Exhibit B, C, D…X, Y, Z: We’ve read and seen them a million times. The mistreatment of children is so commonplace that only the most egregious examples get noticed. I always think if we had more empathy for children – if we could remember back to being a child ourselves – we might do a better job of caring for them. And that’s why I want to leave this post with a long excerpt from one of the best reflections on the horrors adults inflict on children that I’ve ever read: Such, Such Were the Joys, by George Orwell (written in the 1940s about his childhood in the Edwardian era):
The real question is whether it is still normal for a school child to live for years amid irrational terrors and lunatic misunderstandings. And here one is up against the very great difficulty of knowing what a child really feels and thinks.
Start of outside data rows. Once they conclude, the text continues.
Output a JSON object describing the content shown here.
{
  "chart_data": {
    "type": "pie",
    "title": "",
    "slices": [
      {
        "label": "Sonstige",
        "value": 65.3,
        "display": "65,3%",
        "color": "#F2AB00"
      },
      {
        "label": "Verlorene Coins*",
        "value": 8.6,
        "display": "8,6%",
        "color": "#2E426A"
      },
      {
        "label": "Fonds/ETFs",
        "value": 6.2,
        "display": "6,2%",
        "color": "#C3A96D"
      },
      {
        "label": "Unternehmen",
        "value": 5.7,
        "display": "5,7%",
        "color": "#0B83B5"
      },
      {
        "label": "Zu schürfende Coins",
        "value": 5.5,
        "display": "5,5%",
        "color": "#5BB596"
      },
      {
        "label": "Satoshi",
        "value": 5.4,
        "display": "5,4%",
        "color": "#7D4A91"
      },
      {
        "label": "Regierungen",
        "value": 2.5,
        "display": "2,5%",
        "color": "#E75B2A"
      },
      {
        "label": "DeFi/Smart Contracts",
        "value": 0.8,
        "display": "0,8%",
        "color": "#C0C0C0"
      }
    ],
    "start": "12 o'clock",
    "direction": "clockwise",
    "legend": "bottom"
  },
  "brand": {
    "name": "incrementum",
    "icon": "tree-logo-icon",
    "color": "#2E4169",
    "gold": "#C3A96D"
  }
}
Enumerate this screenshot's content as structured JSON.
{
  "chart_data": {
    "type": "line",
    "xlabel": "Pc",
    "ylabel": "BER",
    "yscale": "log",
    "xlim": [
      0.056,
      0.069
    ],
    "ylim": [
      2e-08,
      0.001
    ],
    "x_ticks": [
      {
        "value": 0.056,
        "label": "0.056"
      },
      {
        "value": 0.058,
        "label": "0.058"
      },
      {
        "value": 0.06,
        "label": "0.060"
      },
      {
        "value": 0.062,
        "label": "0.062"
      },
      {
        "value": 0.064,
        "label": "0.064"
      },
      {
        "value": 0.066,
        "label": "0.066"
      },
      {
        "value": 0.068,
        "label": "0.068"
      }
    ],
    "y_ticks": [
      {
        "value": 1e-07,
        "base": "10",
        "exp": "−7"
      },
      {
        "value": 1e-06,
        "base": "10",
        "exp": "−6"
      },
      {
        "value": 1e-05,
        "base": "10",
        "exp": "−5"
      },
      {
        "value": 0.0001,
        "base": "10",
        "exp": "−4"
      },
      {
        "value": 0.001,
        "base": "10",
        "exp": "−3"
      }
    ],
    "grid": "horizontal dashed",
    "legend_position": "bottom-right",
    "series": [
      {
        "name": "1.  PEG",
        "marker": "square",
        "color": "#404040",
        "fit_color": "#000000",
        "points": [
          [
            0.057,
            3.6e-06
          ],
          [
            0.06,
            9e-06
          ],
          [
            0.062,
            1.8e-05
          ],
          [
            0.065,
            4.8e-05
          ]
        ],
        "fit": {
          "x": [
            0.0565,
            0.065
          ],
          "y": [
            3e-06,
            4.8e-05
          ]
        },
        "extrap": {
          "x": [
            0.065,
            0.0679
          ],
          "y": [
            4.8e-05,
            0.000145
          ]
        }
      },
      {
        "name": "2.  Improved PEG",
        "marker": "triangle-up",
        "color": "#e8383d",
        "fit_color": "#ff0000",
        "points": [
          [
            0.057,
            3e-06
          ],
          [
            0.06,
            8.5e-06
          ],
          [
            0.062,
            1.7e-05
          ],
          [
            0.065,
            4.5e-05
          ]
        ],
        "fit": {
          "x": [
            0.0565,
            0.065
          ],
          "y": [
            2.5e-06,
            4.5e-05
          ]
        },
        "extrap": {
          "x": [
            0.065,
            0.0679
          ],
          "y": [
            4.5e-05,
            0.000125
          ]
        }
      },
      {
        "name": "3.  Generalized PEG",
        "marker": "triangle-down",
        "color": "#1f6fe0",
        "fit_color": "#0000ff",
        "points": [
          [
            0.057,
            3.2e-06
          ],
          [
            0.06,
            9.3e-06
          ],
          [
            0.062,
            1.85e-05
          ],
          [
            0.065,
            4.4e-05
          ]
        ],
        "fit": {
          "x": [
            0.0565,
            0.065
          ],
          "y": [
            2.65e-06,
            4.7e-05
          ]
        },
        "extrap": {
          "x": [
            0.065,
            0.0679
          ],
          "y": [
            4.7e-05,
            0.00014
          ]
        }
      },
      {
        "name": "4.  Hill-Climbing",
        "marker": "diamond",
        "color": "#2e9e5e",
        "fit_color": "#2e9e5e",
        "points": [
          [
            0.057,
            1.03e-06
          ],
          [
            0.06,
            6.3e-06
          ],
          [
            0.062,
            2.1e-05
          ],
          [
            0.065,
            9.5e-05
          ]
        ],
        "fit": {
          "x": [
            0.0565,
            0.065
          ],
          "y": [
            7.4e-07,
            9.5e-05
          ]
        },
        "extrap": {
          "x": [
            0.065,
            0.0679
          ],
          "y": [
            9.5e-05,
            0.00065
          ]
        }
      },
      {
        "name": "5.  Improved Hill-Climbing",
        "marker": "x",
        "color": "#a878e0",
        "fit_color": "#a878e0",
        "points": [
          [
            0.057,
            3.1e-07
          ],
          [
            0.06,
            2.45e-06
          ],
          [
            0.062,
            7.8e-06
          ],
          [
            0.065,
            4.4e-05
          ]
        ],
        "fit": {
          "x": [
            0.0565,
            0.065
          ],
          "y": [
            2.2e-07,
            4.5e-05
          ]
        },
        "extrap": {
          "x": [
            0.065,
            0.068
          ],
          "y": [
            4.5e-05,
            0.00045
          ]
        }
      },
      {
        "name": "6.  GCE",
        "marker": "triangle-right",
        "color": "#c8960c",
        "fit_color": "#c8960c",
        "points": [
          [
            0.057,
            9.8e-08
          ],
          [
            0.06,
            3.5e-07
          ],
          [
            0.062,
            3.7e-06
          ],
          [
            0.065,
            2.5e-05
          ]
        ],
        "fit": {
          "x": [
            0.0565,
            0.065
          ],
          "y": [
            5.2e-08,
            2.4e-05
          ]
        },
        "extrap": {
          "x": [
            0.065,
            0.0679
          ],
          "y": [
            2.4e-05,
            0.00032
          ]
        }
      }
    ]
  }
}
A child which appears reasonably happy may actually be suffering horrors which it cannot or will not reveal. It lives in a sort of alien under-water world which we can only penetrate by memory or divination. Our chief clue its the fact that we were once children ourselves and many people appear to forget the atmosphere of their own childhood almost entirely. Think for instance of the unnecessary torments that people will inflict by sending a child back to school with clothes of the wrong pattern, and refusing to see that this matters! Over things of this kind a child will sometimes utter a protest, but a great deal of the time its attitude is one of simple concealment.
Not to expose your true feelings to an adult seems to be instinctive from the age of seven or eight onwards. Even the affection that one feels for a child, the desire to protect and cherish it, is a cause of misunderstanding. One can love a child, perhaps more deeply than an adult, but it is rash to assume that the child feels any love in return.
Looking back on my own childhood, I do not believe that I ever felt love for any mature person, except my mother, and even her I did not trust, in the sense that shyness made me conceal most of my real feelings from her. Love, the spontaneous, unqualified emotion of love, was something I could only feel for people who were young.
Towards people who were old – and remember that ‘old’ to a child means over thirty, or even over 25 – I could feel reverence, respect, admiration or compunction, but I seemed cut off from them by a veil of fear and shyness mixed up with physical distaste. People are too ready to forget the child’s physical shrinking from the adult. The enormous size of grown ups, their ungainly, rigid bodies, their coarse wrinkled skins, their great relaxed eyelids, their yellow teeth, and the whiffs of musty clothes and beer and sweat and tobacco that disengage from them at every movement! … All who have passed the age of thirty are joyless grotesques, endlessly fussing about things of no importance and staying alive without, so far as the child can see, having anything to live for.
Only child life is real life. The school master who imagines he is loved and trusted by his boys is in fact mimicked and laughed at behind his back. An adult who does not seem dangerous nearly always seems ridiculous.